Ingredients
Equipment
Method
Toast and soak the chiles
- Toast the dried guajillo, ancho, and pasilla chiles in a dry skillet over medium heat for 30 seconds per side until fragrant, using quick, steady motion to prevent burning.
- Soak the toasted chiles in hot water for 15 minutes, until softened and pliable.
Blend the chile sauce and build the slow-cooker base
- Blend the soaked chiles, fire-roasted tomatoes, onion, garlic, beef broth, apple cider vinegar, cumin, dried oregano, smoked paprika, and salt until completely smooth, scraping down the blender as needed.
- Place the beef chuck roast pieces in the slow cooker with the cinnamon stick and bay leaves, then pour the blended chile sauce over everything to coat.
Slow cook until fall-apart tender
- Cook on low for 8–10 hours until the beef is completely fall-apart tender, keeping the lid closed to maintain steady heat.
Shred beef and prepare consommé fat
- Remove the beef, shred with two forks, and discard the cinnamon stick and bay leaves.
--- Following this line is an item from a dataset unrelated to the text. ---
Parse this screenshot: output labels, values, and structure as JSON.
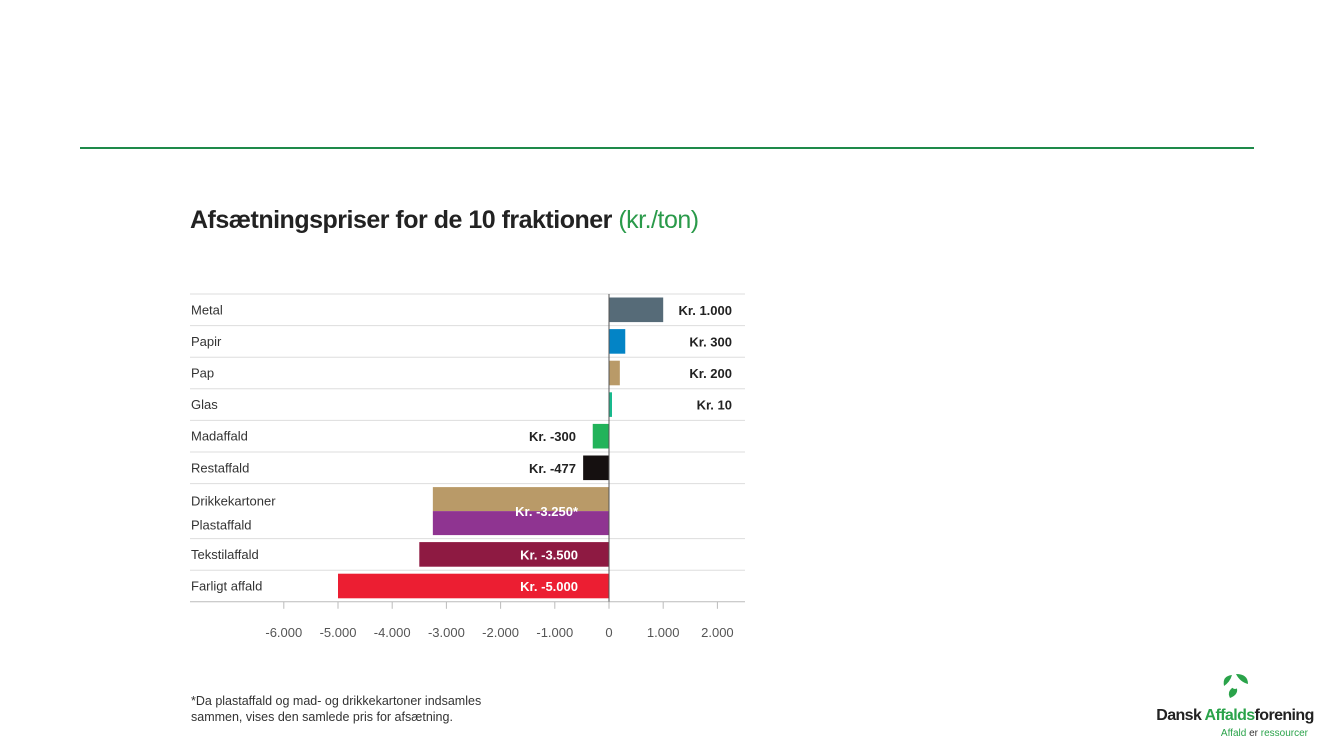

- Skim fat from the surface of the consommé and reserve it in a separate bowl.
Make crispy birria tacos
- Dip corn tortillas in the reserved consommé fat, then fill with shredded beef and shredded cheese, fold, and place on a hot griddle.
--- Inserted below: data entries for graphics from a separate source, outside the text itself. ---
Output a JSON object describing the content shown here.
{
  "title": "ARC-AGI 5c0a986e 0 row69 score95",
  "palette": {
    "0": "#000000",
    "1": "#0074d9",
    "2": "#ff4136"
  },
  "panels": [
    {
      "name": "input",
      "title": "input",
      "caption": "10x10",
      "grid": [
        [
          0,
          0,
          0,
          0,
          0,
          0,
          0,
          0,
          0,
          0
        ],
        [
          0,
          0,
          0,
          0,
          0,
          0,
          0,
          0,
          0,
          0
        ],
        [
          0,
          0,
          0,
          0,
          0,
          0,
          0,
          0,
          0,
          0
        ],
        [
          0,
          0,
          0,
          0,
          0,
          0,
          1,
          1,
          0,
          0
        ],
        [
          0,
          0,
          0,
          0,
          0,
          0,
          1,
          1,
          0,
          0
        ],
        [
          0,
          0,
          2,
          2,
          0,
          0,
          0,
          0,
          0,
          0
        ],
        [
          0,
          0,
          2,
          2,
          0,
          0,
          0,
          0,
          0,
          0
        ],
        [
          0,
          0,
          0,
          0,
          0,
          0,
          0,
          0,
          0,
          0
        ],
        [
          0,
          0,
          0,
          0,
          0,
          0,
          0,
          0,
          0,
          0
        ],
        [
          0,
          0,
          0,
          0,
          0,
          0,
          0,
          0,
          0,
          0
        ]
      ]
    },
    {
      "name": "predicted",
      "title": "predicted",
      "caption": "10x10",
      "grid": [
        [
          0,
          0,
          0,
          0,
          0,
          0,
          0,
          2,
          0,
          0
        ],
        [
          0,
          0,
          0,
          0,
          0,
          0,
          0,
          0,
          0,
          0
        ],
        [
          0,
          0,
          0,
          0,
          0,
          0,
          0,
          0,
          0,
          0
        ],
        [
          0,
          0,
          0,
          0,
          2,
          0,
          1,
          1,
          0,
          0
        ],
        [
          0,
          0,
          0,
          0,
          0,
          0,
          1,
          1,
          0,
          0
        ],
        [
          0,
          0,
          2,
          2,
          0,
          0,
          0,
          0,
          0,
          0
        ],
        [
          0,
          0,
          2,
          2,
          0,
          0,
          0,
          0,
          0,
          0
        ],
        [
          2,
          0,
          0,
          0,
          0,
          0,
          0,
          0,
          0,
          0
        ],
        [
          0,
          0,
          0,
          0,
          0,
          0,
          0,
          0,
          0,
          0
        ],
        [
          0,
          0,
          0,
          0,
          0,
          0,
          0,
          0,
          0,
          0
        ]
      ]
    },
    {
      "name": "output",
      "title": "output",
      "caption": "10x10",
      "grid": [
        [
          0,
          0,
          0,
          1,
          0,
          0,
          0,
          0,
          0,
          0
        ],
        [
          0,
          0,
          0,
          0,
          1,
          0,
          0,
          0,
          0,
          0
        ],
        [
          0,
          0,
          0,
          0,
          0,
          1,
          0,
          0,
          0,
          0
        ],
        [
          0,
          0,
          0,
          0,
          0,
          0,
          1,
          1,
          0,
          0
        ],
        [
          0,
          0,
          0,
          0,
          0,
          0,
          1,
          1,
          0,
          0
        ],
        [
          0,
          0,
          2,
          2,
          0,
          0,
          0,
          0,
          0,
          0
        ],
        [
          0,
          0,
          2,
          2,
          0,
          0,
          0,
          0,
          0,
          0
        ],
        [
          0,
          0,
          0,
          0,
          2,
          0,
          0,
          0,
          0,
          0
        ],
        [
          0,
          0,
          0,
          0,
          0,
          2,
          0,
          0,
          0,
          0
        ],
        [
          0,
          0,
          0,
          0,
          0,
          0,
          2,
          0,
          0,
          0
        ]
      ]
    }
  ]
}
- Cook the folded tacos on the hot griddle until crispy on both sides, flipping once, then transfer to a plate.
Serve
- Serve the tacos with small cups of warm consommé, diced white onion, and fresh cilantro.
Notes
Pro tip: blend the chile sauce very smooth for the deepest, velvety consommé. Refrigerate leftovers in separate containers (tacos and consommé) for up to 4 days; rewarm consommé gently. Freezing is yes for the beef and consommé (up to 3 months), but crisp the tortillas fresh. For a lower-fat option, chill the consommé overnight and use the firmed fat sparingly, saving time and reducing grease in the dipping step.